Simple and Protected GSS-API Negotiation Mechanism (SPNEGO): An authentication mechanism that allows Generic Security Services (GSS) peers to determine whether their credentials support a common set of GSS-API security mechanisms, to negotiate different options within a given security mechanism or different options from several security mechanisms, to select a service, and to establish a security context among themselves using that service. SPNEGO is specified in [RFC4178].
Transport Layer Security (TLS): A security protocol that supports confidentiality and integrity of messages in client and server applications communicating over open networks. TLS supports server and, optionally, client authentication by using X.509 certificates (as specified in [X509]). TLS is standardized in the IETF TLS working group.
trust: To accept another authority's statements for the purposes of authentication and authorization, especially in the case of a relationship between two domains. If domain A trusts domain B, domain A accepts domain B's authentication and authorization statements for principals represented by security principal objects in domain B; for example, the list of groups to which a particular user belongs.
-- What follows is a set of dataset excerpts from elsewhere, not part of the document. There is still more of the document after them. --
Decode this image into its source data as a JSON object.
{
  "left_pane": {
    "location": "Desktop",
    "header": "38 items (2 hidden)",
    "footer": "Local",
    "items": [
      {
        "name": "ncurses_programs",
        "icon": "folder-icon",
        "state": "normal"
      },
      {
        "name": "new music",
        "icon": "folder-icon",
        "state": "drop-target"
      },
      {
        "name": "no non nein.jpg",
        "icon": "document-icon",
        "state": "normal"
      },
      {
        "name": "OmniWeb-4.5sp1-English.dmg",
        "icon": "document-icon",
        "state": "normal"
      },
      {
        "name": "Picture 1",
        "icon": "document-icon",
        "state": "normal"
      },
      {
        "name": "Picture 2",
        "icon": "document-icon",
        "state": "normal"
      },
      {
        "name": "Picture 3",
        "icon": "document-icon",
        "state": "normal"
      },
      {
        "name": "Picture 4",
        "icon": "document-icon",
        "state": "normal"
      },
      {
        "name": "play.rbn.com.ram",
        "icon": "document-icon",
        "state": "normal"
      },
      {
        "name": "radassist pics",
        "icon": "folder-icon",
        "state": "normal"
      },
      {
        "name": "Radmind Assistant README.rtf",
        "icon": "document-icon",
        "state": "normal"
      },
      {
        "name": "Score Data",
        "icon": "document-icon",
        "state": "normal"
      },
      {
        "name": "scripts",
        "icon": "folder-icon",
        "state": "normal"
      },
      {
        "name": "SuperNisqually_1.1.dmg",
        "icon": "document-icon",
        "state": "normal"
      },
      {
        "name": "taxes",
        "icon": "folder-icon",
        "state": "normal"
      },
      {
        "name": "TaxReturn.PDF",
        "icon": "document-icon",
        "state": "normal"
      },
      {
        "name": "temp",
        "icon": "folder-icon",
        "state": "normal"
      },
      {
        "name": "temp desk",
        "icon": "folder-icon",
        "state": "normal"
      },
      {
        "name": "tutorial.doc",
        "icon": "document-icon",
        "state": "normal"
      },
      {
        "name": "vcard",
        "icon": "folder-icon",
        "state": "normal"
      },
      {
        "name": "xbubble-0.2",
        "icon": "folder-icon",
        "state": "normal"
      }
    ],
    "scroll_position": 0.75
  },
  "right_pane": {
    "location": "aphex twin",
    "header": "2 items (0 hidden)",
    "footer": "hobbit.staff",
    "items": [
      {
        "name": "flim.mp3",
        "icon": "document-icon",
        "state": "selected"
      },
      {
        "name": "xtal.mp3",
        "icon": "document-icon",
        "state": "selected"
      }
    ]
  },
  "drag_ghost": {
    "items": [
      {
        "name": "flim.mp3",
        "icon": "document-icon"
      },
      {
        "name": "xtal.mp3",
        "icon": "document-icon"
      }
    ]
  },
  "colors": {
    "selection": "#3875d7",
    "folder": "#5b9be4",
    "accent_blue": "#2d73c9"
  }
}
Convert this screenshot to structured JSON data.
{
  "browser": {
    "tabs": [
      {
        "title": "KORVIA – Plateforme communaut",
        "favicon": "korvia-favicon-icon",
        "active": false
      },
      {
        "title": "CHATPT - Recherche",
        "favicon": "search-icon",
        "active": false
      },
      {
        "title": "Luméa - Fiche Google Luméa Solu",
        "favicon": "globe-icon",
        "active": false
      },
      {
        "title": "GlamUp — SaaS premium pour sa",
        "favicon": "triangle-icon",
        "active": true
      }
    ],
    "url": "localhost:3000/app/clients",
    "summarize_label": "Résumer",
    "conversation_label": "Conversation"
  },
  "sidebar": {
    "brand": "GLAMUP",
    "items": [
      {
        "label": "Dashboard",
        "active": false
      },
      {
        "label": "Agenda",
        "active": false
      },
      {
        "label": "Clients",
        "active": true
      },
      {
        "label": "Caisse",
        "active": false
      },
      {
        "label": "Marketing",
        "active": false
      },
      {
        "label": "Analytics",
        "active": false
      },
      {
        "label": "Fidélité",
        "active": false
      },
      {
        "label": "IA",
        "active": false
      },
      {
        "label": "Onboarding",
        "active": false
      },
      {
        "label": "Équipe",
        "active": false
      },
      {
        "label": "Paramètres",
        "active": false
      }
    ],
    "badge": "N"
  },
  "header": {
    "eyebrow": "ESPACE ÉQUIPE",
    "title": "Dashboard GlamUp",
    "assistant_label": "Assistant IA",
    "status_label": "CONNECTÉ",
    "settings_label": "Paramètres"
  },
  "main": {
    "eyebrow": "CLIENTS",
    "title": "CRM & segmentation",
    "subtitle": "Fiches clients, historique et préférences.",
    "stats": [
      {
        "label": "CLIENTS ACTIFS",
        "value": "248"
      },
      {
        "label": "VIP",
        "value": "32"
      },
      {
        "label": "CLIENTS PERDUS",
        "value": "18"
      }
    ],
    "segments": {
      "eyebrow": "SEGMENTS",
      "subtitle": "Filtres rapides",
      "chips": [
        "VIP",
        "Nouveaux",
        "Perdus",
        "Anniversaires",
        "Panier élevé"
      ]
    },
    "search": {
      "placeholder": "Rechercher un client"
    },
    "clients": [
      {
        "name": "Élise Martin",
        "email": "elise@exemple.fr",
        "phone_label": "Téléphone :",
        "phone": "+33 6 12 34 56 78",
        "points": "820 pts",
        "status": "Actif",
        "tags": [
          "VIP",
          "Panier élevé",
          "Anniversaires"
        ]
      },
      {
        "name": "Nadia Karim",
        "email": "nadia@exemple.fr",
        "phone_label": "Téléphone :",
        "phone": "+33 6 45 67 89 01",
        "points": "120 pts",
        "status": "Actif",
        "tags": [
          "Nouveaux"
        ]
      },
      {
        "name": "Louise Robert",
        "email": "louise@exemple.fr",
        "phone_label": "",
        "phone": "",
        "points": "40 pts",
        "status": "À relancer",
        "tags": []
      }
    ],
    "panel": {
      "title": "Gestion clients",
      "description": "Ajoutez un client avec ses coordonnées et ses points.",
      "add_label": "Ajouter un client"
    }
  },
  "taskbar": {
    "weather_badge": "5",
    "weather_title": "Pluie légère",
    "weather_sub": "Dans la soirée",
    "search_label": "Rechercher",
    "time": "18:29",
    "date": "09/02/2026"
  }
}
As a noun, a trust is the relationship between two domains described in the previous sentence.
Unicode string: A Unicode 8-bit string is an ordered sequence of 8-bit units, a Unicode 16-bit string is an ordered sequence of 16-bit code units, and a Unicode 32-bit string is an ordered sequence of 32-bit code units. In some cases, it could be acceptable not to terminate with a terminating null character. Unless otherwise specified, all Unicode strings follow the UTF-16LE encoding scheme with no Byte Order Mark (BOM).
MAY, SHOULD, MUST, SHOULD NOT, MUST NOT: These terms (in all caps) are used as defined in [RFC2119]. All statements of optional behavior use either MAY, SHOULD, or SHOULD NOT.